Mais certaines personnes asexuées sont également aromantiques, c’est-à-dire non intéressées par les relations amoureuses. Comme l’asexualité, l’aromantisme est une orientation. Les aromantiques peuvent avoir des sentiments sexuels ou être asexués, mais ils n’ont pas de sentiments amoureux. Les personnes asexuées et les aromantiques font face à un manque de compréhension.
Angela Chen, une journaliste qui a écrit un livre sur l’asexualité, rapporte que les sujets de ses entretiens asexués souffraient d’un manque d’informations sur l’asexualité. Comme ils n’ont pas réussi à développer des attirances sexuelles pendant la puberté – alors que leurs camarades de classe le faisaient – ils se sont demandé: «Suis-je normal? Quelque chose ne va pas avec moi?
Mais si l’asexualité est parfois mal comprise comme un trouble médical, il existe de nombreuses différences entre une orientation asexuée et un trouble médical entraînant une faible libido. Lorsque les personnes asexuées sont traitées comme «anormales» par les médecins ou les thérapeutes, cela leur rend un mauvais service.
Depuis le début des années 2000, les personnes asexuées ont échangé des idées et se sont organisées à travers des groupes en ligne.
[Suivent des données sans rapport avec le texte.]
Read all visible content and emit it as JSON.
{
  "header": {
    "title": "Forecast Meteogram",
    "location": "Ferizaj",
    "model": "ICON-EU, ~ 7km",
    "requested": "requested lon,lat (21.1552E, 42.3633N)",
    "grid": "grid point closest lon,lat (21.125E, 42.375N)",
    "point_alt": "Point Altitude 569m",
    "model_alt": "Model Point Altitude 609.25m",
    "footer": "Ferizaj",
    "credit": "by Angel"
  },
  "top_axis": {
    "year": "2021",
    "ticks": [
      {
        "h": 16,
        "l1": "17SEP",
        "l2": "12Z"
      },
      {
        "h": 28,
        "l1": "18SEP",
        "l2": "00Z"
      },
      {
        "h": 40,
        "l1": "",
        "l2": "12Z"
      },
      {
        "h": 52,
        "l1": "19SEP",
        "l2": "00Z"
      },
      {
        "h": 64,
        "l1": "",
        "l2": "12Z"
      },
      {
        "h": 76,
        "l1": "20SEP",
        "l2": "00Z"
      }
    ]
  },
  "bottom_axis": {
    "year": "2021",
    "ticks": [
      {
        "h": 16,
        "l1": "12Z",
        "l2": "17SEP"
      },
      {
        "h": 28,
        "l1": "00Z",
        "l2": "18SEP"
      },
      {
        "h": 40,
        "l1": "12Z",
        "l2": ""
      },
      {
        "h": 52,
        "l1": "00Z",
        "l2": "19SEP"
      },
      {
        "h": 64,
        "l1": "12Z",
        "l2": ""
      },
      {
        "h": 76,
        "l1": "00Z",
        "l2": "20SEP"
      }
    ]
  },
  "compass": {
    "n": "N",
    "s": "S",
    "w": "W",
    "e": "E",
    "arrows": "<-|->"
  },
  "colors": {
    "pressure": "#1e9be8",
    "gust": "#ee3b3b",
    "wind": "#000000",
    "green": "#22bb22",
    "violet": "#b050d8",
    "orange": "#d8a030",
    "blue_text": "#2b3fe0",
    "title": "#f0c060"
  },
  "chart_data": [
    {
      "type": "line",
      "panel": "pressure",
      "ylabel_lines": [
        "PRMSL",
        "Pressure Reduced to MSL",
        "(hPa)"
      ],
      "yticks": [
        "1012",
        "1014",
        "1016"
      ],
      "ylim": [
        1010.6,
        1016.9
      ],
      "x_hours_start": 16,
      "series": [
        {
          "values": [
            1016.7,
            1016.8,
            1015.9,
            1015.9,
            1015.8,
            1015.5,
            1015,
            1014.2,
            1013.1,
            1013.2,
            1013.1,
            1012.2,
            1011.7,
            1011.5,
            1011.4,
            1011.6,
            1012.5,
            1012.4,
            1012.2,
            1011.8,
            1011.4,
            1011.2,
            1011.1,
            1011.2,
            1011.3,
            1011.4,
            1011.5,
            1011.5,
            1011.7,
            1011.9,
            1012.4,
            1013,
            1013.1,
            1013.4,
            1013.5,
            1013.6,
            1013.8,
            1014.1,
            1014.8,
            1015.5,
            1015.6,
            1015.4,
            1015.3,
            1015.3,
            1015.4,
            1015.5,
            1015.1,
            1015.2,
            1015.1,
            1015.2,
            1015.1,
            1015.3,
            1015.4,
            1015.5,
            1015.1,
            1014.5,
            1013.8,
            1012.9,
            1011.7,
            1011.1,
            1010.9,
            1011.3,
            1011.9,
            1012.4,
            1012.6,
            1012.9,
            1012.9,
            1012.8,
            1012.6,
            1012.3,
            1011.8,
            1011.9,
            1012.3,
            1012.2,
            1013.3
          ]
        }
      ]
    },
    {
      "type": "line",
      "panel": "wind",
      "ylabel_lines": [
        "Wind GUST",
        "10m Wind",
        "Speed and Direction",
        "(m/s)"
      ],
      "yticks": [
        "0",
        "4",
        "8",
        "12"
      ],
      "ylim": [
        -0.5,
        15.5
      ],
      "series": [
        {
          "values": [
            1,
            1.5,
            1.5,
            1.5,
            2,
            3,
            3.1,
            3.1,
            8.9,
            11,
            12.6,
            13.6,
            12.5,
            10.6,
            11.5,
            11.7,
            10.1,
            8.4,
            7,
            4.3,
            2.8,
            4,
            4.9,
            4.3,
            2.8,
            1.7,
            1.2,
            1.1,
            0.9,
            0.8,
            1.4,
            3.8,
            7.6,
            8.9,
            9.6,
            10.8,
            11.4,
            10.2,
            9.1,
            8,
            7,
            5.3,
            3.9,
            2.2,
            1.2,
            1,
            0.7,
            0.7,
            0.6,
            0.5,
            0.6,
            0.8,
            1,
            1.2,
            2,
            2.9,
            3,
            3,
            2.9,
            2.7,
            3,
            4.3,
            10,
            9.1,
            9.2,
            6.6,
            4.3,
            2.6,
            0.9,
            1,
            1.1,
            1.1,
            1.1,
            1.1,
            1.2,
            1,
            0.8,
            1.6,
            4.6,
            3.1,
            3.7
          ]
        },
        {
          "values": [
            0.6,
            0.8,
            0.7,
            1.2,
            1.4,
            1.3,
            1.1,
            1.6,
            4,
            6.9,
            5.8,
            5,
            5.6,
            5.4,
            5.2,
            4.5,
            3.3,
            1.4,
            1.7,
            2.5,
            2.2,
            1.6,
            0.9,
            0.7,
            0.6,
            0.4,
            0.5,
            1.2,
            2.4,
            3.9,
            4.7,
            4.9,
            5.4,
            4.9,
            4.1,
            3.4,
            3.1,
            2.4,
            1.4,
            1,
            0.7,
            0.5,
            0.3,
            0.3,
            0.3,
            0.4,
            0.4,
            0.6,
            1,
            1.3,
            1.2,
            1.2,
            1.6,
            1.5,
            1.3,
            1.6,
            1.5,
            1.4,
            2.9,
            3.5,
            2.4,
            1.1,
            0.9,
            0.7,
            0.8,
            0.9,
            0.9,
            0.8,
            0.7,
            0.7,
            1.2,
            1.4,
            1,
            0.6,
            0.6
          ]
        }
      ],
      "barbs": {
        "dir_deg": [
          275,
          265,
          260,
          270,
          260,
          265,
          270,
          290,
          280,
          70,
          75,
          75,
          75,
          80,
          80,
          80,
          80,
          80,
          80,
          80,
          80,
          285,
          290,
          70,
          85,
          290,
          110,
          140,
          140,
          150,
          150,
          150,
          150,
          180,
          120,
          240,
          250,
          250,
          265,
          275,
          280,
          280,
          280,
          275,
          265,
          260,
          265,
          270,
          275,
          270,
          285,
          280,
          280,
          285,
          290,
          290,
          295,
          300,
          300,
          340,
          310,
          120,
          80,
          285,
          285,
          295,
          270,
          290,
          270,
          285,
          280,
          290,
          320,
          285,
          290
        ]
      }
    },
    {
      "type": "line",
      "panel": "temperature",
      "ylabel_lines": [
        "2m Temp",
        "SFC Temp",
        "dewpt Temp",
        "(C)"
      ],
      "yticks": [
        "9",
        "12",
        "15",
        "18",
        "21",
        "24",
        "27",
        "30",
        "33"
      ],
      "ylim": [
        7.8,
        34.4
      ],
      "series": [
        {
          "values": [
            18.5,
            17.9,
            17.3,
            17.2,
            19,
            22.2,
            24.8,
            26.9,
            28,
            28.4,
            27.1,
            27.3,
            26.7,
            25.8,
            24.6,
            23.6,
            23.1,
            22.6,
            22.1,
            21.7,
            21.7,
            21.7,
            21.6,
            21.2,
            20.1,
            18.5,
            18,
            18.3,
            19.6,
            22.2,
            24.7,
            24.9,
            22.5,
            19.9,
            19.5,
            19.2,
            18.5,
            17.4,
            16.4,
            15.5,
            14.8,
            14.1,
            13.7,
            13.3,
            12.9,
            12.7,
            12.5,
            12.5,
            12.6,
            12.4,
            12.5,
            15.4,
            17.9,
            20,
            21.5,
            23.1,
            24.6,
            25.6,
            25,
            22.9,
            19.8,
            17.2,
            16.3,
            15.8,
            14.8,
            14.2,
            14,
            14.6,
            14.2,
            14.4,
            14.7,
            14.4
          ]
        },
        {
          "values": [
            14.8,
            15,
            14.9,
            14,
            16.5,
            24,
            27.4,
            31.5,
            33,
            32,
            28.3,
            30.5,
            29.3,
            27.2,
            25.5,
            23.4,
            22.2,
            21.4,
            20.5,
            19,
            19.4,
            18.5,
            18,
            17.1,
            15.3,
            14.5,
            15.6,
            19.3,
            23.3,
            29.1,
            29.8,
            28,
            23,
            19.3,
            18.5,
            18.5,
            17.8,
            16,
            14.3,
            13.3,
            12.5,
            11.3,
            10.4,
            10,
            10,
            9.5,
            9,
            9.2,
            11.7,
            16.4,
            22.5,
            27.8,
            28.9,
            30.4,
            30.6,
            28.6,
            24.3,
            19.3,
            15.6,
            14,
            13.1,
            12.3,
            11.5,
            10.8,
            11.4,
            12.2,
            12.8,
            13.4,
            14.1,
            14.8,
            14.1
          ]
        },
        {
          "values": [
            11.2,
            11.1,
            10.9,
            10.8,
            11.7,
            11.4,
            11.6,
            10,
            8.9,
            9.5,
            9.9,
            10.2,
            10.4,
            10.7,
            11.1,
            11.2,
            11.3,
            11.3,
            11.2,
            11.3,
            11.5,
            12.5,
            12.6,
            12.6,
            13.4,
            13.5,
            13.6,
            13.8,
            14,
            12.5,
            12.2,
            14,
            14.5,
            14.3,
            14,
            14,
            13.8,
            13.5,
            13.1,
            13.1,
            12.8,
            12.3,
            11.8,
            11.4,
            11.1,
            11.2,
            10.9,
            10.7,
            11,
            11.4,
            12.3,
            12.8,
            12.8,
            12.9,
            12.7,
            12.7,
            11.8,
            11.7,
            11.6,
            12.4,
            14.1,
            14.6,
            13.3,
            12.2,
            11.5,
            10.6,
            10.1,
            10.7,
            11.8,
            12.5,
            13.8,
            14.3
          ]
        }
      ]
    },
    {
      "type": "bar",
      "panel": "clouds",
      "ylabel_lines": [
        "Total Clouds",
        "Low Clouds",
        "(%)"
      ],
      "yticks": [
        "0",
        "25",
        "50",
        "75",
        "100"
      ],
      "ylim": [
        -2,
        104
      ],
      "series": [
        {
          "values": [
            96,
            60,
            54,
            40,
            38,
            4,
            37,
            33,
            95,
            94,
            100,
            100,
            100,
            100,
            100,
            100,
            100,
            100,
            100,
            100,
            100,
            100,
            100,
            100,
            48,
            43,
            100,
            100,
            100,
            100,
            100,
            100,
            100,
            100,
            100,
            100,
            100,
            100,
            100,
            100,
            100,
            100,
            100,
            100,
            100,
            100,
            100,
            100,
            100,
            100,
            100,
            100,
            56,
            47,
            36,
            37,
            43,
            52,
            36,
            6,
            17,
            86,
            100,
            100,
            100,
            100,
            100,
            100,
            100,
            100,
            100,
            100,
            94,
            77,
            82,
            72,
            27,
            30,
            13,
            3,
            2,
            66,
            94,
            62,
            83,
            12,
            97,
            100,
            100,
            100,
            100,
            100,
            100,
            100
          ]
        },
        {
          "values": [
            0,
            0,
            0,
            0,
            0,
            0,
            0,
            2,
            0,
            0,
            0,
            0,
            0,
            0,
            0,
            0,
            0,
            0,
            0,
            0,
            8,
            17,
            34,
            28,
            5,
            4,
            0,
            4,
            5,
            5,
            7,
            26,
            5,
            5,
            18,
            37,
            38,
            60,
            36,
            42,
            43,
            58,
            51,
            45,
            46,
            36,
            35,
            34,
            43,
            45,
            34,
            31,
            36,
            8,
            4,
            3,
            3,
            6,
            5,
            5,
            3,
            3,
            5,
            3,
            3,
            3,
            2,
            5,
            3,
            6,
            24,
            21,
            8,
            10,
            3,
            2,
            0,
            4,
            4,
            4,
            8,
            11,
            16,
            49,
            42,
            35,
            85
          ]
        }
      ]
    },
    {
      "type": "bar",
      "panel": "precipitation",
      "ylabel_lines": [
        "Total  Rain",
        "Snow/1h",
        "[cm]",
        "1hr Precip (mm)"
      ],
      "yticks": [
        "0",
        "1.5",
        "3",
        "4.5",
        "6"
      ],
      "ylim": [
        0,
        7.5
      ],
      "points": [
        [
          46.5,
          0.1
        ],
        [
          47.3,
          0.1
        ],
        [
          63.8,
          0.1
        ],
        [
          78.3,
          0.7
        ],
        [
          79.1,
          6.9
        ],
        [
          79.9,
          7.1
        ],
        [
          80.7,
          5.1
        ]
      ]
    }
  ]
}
Un de ces groupes, The Asexual Visibility and Education Network, par exemple, promeut la compréhension que le manque d’attirance sexuelle est normal pour les personnes asexuées et que le manque de sentiments romantiques est normal pour les aromantiques.
Les personnes asexuées, comme les aromantiques, remettent en question l’attente selon laquelle tout le monde veut un partenariat sexuel romantique. Ils ne le font pas. Ils ne croient pas non plus qu’ils seraient mieux avec un seul.
Seul et seul – ou seul?
Loin du stéréotype du célibataire solitaire, les célibataires à vie sont moins seuls que les autres personnes âgées, selon la psychologue Bella DePaulo, l’auteur de «Singled Out». Les célibataires ne sont pas non plus seuls.
De nombreux célibataires ont des amitiés étroites qui sont tout aussi précieuses que les partenariats romantiques. Mais les suppositions selon lesquelles les amitiés sont moins importantes que les partenariats romantiques cachent leur valeur.
Comprendre les raisons pour lesquelles les gens restent célibataires pourrait aider à gérer les pressions familiales. Si vous êtes célibataire, vous pourriez considérer les questions non désirées comme un moment propice à l’apprentissage. Si vous êtes l’ami ou le membre de la famille de quelqu’un qui vous dit qu’il est heureux et célibataire, croyez-le.
Et si vous êtes célibataire le jour de la Saint-Valentin, pensez à célébrer les amours variés de votre vie: vos amis, votre famille, vos compagnons à fourrure et, surtout, vous-même.
Ceci est une version mise à jour d’un article publié pour la première fois le 20 décembre 2018.
Elizabeth Brake, professeur de philosophie, Université Rice
Cet article est republié à partir de The Conversation sous une licence Creative Commons. Lisez l’article original.